Default and PUBLIC privileges

When you create roles, they inherit privileges from roles that they are a member of, but also from the PUBLIC pseudo-role, which every role inherits privileges from. This PUBLIC pseudo-role grants all privileges on the public schema by default, and limited permissions to the database in general and a couple of other things.

  • You can revoke permissions on PUBLIC. Running REVOKE ALL ON SCHEMA public FROM PUBLIC prevents roles from being able to act in the public schema, for instance.
  • You can also grant privileges to PUBLIC to give them to every role in the system.

Roles are also granted privileges according to any default privileges that exist.
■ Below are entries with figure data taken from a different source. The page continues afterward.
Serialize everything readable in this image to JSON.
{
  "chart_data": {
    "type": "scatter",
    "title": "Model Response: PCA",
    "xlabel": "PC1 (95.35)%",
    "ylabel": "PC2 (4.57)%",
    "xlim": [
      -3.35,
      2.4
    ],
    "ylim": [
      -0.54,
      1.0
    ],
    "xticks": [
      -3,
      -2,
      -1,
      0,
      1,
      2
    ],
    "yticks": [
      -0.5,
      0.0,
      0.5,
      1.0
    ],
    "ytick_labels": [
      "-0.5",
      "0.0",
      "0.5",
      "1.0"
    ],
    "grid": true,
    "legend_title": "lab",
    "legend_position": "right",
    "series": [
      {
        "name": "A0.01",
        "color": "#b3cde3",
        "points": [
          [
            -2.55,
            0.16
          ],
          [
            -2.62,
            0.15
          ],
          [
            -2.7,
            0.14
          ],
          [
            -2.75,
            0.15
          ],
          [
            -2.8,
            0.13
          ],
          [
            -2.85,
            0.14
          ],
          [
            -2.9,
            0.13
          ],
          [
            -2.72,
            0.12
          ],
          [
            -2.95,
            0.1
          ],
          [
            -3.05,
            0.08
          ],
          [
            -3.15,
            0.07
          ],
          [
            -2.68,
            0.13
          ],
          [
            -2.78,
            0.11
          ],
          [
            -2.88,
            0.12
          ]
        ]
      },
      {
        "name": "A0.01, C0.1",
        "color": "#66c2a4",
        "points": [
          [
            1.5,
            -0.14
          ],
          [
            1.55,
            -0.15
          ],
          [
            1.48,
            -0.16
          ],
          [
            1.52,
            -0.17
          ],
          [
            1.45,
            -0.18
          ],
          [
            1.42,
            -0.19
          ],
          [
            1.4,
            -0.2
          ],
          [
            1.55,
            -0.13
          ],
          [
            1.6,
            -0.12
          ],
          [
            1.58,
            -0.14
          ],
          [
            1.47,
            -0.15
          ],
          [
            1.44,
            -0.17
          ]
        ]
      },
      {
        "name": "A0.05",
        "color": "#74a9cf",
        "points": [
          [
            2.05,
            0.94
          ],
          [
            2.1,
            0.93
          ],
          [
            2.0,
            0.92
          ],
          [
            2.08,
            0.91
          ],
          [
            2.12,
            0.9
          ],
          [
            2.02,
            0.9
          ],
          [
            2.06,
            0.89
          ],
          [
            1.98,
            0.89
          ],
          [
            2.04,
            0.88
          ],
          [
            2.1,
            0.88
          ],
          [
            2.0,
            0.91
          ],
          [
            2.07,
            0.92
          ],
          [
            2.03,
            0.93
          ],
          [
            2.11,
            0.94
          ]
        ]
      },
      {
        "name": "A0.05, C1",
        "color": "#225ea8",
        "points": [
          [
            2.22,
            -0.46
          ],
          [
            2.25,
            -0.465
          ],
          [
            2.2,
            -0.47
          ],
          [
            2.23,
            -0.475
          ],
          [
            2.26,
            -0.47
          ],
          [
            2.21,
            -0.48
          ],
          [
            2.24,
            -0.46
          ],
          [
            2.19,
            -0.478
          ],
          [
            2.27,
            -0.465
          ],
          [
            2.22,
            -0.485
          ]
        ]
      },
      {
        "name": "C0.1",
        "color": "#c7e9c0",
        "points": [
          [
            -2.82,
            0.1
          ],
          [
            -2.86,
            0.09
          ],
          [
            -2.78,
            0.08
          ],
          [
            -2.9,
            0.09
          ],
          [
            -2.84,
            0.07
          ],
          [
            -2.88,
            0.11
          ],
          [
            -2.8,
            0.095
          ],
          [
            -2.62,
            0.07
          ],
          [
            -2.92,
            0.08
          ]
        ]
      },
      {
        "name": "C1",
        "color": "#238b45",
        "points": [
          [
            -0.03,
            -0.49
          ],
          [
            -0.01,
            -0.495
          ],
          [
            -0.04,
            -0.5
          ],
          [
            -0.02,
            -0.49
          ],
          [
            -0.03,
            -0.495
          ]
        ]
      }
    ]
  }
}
Read the docs for more on default privileges.

Dropping roles

Dropping roles can be achieved by DROP ROLE rolename, though if they own anything in any database, that will not work. One way to get around this is DROP OWNED BY rolename. This drops everythng owned by the specified role, revoking any grants along the way.

Databases

Create and drop a database with:

CREATE DATABASE dbname OWNER username;
DROP DATABASE dbname;
  • Connections are tied to a specific database, so if you have multiple databases, you'll need to establish multiple connections to talk to them.
  • Roles are shared across the databases in a cluster (running instance of Postgres). Most other things are database specific.
  • A database can contain multiple schemas, which are a bit like namespaces or "folders" and help to keep things separate.
  • You cannot write SQL queries that span more than one database (eg JOINs), but they can span multiple schemas.

Schemas

Create and drop a schema (AUTHORIZATION sets the owner of a schema):

CREATE SCHEMA foo AUTHORIZATION username;
DROP SCHEMA foo;

The owner of a schema is like a mini-superuser within that schema. You can lock things down better by having a different role owning the schema to that which accesses it.

A search path is associated with either the database (which applies to all roles unless overridden for a role) or specific role.

  • If we perform a query without including a specific schema name, the search path determines what schema will be searched and in what order to find the object you're trying to use.
  • A special $user variable in the search path is equal to whatever the current role name is.
  • pg_catalog is by default the first schema that will be searched regardless of the search path set. Naming it explicitlty in the search path can change when it is searched.

Some examples of viewing and altering the search path:

-- Show the current user's search path:
SHOW search_path;
-- Set the search path for the current user for this session:
SET search_path = foo, bar;
-- Permanently alter the search path for any role in a database:
ALTER DATABASE dbname SET search_path = foo, bar;
-- Alter the search path for a given role:
ALTER ROLE rolename SET search_path = foo, bar;

Aside from looking up things that arent expicitly qualified by a schema name, the first valid schema in the search path is where new items will be created. The public schema is included in the search path by default, so new tables and such that are not explicitly qualified by a schema will appear there without further configuration.